Just as Miss Monk and I had resigned ourselves to the conclusion of a long and unspeakable night, we heard the heavy, thudding boots of a running policeman.
“There’s been a discovery, Major Smith!” he managed, his chest heaving. “That missing apron piece—a Metropolitan constable encountered it on his beat and told the Leman Street station, who wired Sir Charles Warren. Our man Daniel Halse is on the scene, sir, but the message is on Metropolitan ground. Goulston Street. Sir Charles wants it rubbed out!”
“What message, my good man? Pull yourself together.”
“Left by the murderer, sir. He used that scrap of apron to clean his knife. It was found on the ground beneath a note he’d scrawled on the wall.”
“By George—we must have a look at it at once.”
“Our men in Dorset Street have also found a clue, Major. There is a bloody basin where the killer may well have washed his hands.”
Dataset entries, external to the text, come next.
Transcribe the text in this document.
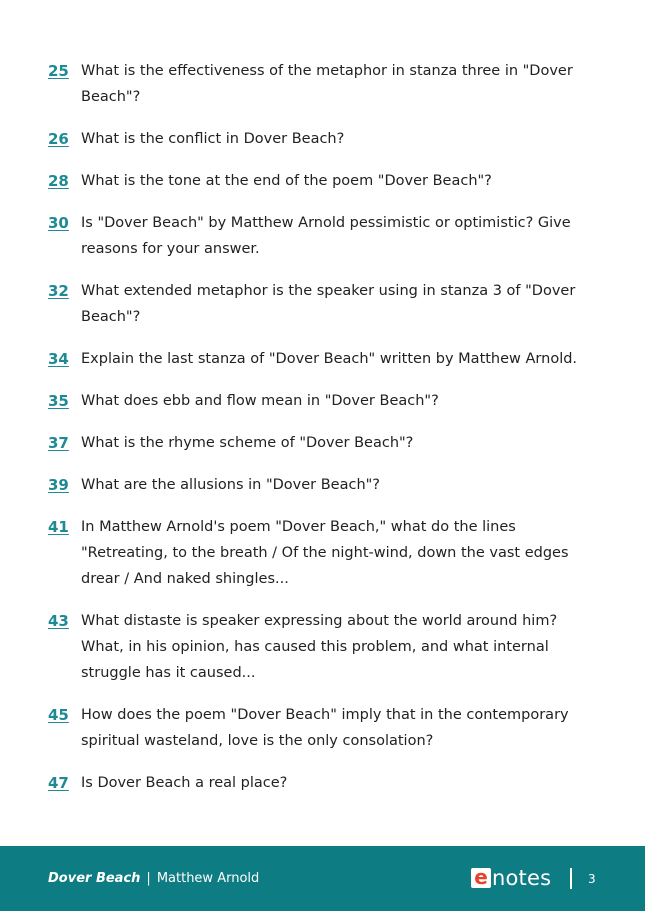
25 What is the effectiveness of the metaphor in stanza three in "Dover Beach"?
26 What is the conflict in Dover Beach?
28 What is the tone at the end of the poem "Dover Beach"?
30 Is "Dover Beach" by Matthew Arnold pessimistic or optimistic? Give reasons for your answer.
32 What extended metaphor is the speaker using in stanza 3 of "Dover Beach"?
34 Explain the last stanza of "Dover Beach" written by Matthew Arnold.
35 What does ebb and flow mean in "Dover Beach"?
37 What is the rhyme scheme of "Dover Beach"?
39 What are the allusions in "Dover Beach"?
41 In Matthew Arnold's poem "Dover Beach," what do the lines "Retreating, to the breath / Of the night-wind, down the vast edges drear / And naked shingles...
43 What distaste is speaker expressing about the world around him? What, in his opinion, has caused this problem, and what internal struggle has it caused...
45 How does the poem "Dover Beach" imply that in the contemporary spiritual wasteland, love is the only consolation?
47 Is Dover Beach a real place?
Dover Beach | Matthew Arnold	e notes	3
“Then I shall accompany you immediately to Dorset Street,” replied Major Henry Smith promptly. “Inspector Lestrade, we enter your territory as regards Goulston Street. If you would be so good as to take your companions and see what may be found there, communicating any fresh finds to our man Halse, I should be obliged to you. Dr. Watson, please convey my regards to Mr. Holmes,” he added as he turned abruptly and exited the square.
Lestrade’s close-set, ferretlike eyes glinted with the light of hope. “I’ll be damned if Sir Charles, Commissioner or no, destroys any evidence before I’ve had a look at it. And you, Doctor, shall take note as well. When he recovers, Sherlock Holmes will want to know of it, whatever it may be.”